Secondary Raynaud’s syndrome is the condition where the symptoms of hand pain, numbness, and coolness resulting from abnormal spasm of the digital arteries of the fingers (while the major peripheral pulses remain intact) are due to an identifiable underlying disease process. The most common cause of secondary Raynaud’s syndrome is collagen vascular disease, in which over 90% of symptomatic patients are found to have scleroderma. Other types of collagen vascular disease causing secondary Raynaud’s syndrome include Lupus, Sjogren syndrome, CREST syndrome, polymyositis, and rheumatoid arthritis. Less common causes of secondary Raynaud’s syndrome are upper extremity atherosclerotic occlusive disease, including arterial emboli and Buerger’s disease (as the result of smoking); trauma from frostbite or the use of tools with lots of vibration (jack hammers); drugs including beta blockers and oral contraceptives; and other conditions such as thoracic outlet syndrome, hypothyroidism, and kidney disease. Patients with collagen vascular disease and Raynaud’s syndrome tends to have a more severe symptomatic picture including development of ulcers or gangrene of their digits. In patients with Raynaud’s symptoms, blood tests may be helpful in identifying potential secondary causes. The most common tests include a sedimentation rate (ESR) and antinuclear antibodies (ANA) and can assist in establishing a diagnosis of connective tissue disease. An elevated ESR is a general marker of a systemic (system wide) inflammatory process which is not specific for any one diagnosis while antinuclear antibodies are detected in conditions where the body’s immune system attacks its own cellular components. A homogeneous ANA pattern can be seen in lupus, a speckled pattern in scleroderma, and antibodies against specific components of the cell nucleus found in CREST syndrome. In patients with tissue loss or gangrene, performing an angiogram may be helpful in identifying other types of peripheral vascular disease and the extent of the vascular compromise.

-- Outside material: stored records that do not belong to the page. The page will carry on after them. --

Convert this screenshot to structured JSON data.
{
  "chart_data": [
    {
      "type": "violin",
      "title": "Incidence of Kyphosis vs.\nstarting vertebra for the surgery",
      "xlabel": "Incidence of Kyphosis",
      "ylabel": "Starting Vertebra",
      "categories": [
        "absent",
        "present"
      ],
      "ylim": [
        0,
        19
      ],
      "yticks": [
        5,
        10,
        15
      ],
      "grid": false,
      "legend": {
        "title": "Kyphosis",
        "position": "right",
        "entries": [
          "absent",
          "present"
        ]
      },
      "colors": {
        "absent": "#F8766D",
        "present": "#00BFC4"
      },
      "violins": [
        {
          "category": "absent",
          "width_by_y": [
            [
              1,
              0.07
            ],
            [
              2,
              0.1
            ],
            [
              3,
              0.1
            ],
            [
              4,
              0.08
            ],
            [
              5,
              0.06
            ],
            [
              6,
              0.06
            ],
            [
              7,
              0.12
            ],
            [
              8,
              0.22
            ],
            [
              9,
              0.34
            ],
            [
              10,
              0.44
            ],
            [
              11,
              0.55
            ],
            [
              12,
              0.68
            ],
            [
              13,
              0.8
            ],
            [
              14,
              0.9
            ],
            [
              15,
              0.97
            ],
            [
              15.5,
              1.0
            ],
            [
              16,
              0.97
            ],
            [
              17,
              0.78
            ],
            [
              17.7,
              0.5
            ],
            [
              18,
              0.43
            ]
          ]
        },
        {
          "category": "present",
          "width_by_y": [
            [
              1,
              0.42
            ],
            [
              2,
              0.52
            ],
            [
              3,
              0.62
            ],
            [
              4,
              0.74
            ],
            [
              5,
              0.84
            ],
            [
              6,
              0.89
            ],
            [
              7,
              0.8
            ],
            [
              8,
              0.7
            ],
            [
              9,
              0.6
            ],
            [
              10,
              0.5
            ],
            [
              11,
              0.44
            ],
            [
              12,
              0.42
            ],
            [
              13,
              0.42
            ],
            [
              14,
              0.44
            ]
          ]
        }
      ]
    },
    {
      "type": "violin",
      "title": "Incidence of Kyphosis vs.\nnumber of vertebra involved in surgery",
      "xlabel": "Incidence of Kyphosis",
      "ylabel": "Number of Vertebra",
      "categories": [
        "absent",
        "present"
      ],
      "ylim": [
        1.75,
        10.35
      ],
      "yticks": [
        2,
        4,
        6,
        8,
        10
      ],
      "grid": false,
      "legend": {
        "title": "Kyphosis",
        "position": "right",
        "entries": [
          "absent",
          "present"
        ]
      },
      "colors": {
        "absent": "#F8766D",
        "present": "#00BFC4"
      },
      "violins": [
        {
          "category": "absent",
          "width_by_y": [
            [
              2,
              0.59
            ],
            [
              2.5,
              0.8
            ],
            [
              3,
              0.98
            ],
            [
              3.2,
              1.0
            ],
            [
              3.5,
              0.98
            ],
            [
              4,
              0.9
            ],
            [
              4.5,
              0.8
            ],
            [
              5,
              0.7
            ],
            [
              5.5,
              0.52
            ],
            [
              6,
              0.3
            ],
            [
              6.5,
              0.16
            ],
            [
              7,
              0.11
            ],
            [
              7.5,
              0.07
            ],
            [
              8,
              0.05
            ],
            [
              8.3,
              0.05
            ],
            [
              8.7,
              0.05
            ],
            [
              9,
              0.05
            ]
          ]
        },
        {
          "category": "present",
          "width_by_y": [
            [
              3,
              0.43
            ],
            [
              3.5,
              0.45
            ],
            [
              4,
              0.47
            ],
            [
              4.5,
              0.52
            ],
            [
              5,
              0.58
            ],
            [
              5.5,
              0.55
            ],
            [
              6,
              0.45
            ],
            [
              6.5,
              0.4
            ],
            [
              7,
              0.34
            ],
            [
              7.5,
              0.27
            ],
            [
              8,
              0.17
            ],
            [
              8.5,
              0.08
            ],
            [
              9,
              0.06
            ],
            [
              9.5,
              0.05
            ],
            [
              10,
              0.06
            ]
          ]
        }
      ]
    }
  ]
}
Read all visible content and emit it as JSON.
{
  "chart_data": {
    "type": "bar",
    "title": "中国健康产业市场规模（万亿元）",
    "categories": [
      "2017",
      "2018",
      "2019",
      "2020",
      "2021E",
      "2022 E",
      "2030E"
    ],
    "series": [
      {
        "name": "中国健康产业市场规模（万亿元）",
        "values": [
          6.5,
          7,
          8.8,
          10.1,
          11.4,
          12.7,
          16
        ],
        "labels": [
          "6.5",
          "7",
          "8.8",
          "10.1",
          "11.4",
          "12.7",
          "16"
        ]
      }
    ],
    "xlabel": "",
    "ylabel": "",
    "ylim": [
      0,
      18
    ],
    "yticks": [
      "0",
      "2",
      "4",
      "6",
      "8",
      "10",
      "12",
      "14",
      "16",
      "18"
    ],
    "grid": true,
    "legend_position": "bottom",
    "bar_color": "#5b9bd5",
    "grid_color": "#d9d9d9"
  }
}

The treatment of Raynaud’s syndrome is primarily directed towards reducing symptoms. Since the hands and feet normally undergo vasoconstriction as the response to conserving body heat in cold environments, treatment of Raynaud’s symptoms begins with keeping warm. Keeping the central core of the body warm means more heat will be transferred to the periphery and reduce or eliminate hand and feet symptoms. Patients are advised to dress in layers and wear gloves. It is not uncommon for my patients to be wearing sweaters and gloves in the spring or fall in order to keep their core temperature up. The bad news is that smoking, caffeinated beverages, and chocolate are known to cause vasoconstriction and their use should be minimized or avoided all together. In patients with very severe attacks; such as those developing recurrent severe pain, or complications such as thrombosis (clotting) of their digital circulation or ulceration of the tips of their digits; medical treatment with vasodilatation agents should also be considered. Most of the medications are commonly used for the treatment of high blood pressure or heart disease. Commonly used medications include calcium channel blockers (Nifedipine, Diltiazem, Felodipine, Isradipine) and sympathetic blocking agents (Prazosin, Nitro ointment). I also use an antiplatelet agent (aspirin) in order to reduce the chance of intravascular thrombosis during the low flow period of the vasospastic attack. Nifedipine tends to be used most often and can reduce the frequency, duration, and magnitude of Raynaud’s attacks. It can also been used successfully to treat symptoms of Raynaud’s in children. Side effects of Nifedipine include headache, leg edema, and of course lowering the blood pressure. I have found that many of the young women treated with calcium channel blockers often complain of feeling weak and tired as the result of the reduced blood pressure from medical therapy. While most get used to it over time, there are some that may require a reduced medication dose and the ability to balance treatment with persistent symptoms, on an individualized basis. Treatment of secondary Raynaud’s syndrome also includes addressing the primary underlying disease condition as well.